Most ETA operators think about exit the way most people think about retirement — as something important that belongs in the future. The operators who generate the best outcomes think about exit from day one: they build the business to be acquired, not just to be operated. These are different skill sets and they produce meaningfully different results.
When ETA Operators Actually Exit
The Stanford GSB 2024 data on 562 search funds shows exit timing distributed as follows: approximately 12% exit in years 1–3 (typically distress sales or early strategic opportunities), 31% in years 4–5, 29% in years 6–7, 19% in years 8–10, and 9% hold beyond ten years. The modal exit window is years 4–7 — long enough to demonstrate a track record and drive EBITDA growth, short enough to generate meaningful IRR for investors.
For self-funded searchers operating outside a fund structure, hold periods vary more widely. Operators who are optimizing for IRR often target a 5–7 year hold. Operators who love the business and have achieved financial independence may hold much longer. The right hold period depends on your personal financial goals, the state of your business, and market conditions — not a formula.

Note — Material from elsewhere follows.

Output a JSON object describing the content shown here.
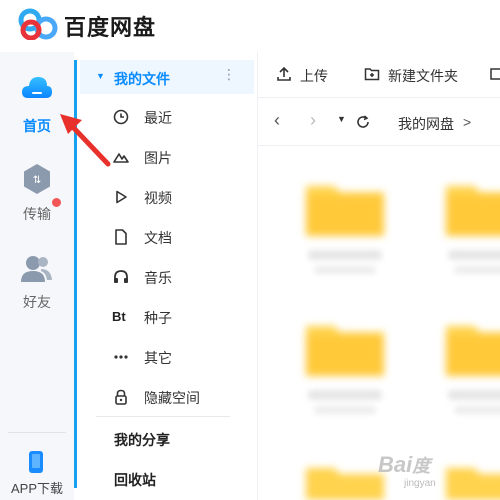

What Buyers Actually Pay Premiums For
Understanding what acquirers pay premiums for — and building toward those characteristics — is the highest-leverage exit strategy. Premium buyers (private equity firms, strategic acquirers, and high-quality financial buyers) pay more for: demonstrated revenue growth over multiple years (2+ consecutive years of 10%+ growth is far more valuable than a single good year), high and improving EBITDA margins (margin expansion from 20% to 27% over five years signals an improving business), recurring and contracted revenue (as covered in our revenue quality analysis), management team depth (a business that runs without the owner-operator is worth more than one that does not), and clean, GAAP-compliant financial statements with audited or reviewed results.
Each of these attributes can be built intentionally. Revenue growth requires investment in sales capacity. Margin expansion requires operational discipline. Management depth requires hiring above your current needs. Clean financials require a controller or CFO earlier than feels necessary. These are year-one decisions that pay off at exit.
The Multiple Expansion Opportunity
The most powerful exit value driver is multiple expansion — selling at a higher multiple than you paid. In lower-middle-market acquisitions, multiple expansion occurs when: the business crosses a threshold that expands the buyer universe (typically $2M and $5M in EBITDA, where different private equity tiers become buyers), the business quality improves measurably (recurring revenue increases, customer concentration decreases, management team strengthens), or market conditions support higher multiples at exit than at entry.
A business acquired at 4.0x EBITDA that grows EBITDA from $1M to $2.5M and sells at 5.5x at exit delivers an enterprise value growth from $4M to $13.75M — a 3.4x MOIC before debt effects. The multiple expansion alone ($4M × 1.5x improvement = $6M in incremental value) is worth more than the EBITDA growth alone ($4M × 1.5M EBITDA × 4.0x = $6M). Both drivers compound.
Running the Sale Process
Most lower-middle-market business sales are run by M&A advisory firms (investment banks that specialize in sub-$100M transactions). Selecting the right advisor matters enormously. Fee structures are typically a monthly retainer ($5,000–$15,000 per month) plus a success fee (the Lehman formula: 5% of the first $1M, 4% of the second, 3% of the third, etc., or a flat 3–4% for larger deals). Expect a process that takes 6–12 months from engagement to close.
The process typically runs as follows: preparation (organizing financials, building a Confidential Information Memorandum or CIM, and identifying target buyers), initial marketing (approaching 30–50 qualified buyers under NDA), management presentations (10–20 buyers receive presentations and submit indications of interest), letter of intent (3–8 LOIs, select the best 2–3 for further process), final diligence (detailed buyer diligence with the preferred bidder), and closing. Running a competitive process — even with a preferred buyer — almost always produces better terms than a single-buyer negotiation.
Tax Planning Before the Sale
Exit tax planning should begin at least 12–18 months before you plan to sell. Key considerations: whether the business is structured as an asset deal (more common for buyers) or stock deal (preferred by sellers) and the tax implications of each (see our Asset Deal vs. Stock Deal guide), whether qualified small business stock (QSBS) exclusion under IRC Section 1202 applies to your equity (up to $10M in gains excluded from federal tax if requirements are met), and whether installment sale treatment on any seller note portion of the proceeds makes sense given your tax situation and the buyer's creditworthiness.
Do not hire a general CPA to advise on exit tax strategy. Engage a tax attorney or M&A-focused CPA who regularly handles business sale transactions. The tax savings from proper planning routinely exceed the advisory fee by 10x or more.